A rabbit Samurai. That is quite a large hurdle for many to overcome. It took me a while to pluck up the courage and finally dive in but I am sure glad I did. Like Blacksad or Animal Farm the animals aren’t the focus of the story merely a conduit to convey solid ideas. By removing human dressing we aren’t distracted by superficial details and can deal with what is important.
These are traditional Samurai stories of honour, virtue, courage, and friendship retold in a modern way but illustrated with anthropomorphised animals instead of people. The names and places all sound genuine. The language is authentic, with explanations of the period terms, so readers who know nothing of medieval Japan will be able to both follow along with ease and learn something too. This isn’t a Ninja Turtles cartoon this is a grown up allegory. After just a few pages you have accepted that your hero looks like a rabbit walking upright and he talks just like a sixteenth century warrior.
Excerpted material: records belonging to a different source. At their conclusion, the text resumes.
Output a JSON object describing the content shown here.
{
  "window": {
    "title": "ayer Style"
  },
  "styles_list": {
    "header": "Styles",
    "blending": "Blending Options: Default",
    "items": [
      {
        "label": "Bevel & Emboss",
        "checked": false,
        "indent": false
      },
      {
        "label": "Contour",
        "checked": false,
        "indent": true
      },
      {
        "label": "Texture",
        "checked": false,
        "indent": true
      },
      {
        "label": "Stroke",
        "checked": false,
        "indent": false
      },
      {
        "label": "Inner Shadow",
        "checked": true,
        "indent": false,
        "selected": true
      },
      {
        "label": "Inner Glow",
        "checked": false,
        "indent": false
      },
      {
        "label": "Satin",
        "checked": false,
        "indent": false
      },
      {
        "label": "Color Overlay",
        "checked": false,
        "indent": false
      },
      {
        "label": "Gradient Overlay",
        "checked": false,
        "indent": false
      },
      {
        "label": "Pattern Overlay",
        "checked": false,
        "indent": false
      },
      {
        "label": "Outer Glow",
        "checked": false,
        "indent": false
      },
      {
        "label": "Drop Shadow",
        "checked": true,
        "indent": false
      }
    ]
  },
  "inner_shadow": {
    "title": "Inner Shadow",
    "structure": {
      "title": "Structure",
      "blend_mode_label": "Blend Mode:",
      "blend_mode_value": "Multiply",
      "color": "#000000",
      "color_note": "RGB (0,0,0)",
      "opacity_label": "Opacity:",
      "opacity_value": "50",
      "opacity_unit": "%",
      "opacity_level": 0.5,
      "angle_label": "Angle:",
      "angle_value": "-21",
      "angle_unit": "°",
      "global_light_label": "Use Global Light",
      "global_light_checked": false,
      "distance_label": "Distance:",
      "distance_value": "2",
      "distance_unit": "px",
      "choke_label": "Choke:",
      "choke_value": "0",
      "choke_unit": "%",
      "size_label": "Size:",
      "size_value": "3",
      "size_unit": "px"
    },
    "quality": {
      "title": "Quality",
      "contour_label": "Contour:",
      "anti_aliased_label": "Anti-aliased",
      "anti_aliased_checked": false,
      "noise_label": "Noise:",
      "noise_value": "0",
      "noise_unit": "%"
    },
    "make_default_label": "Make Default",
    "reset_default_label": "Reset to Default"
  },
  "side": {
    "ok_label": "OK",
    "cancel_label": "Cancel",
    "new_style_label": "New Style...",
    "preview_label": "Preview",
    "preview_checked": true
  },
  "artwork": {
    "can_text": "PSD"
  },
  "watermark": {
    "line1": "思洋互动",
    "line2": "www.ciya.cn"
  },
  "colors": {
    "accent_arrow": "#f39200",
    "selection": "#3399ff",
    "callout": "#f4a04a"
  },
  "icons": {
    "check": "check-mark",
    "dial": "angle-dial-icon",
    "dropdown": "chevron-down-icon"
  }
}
The art is outstanding. It is black and white but the framing is pure cinema. The artist captures not only the rapid movement of a duelling samurai but a rabbit one too. There is real motion frozen in the figures and lots of simple but effective tricks to convey the dynamic flow of combat and danger.
This is a book of separate tales that appear self-contained. When read together it acts as a giant road movie following the troubled life of our fluffy protagonist. You quickly grow fond of both him and the other recurring characters as you all experience victory and tragedy together. Without question, Thumbs Up!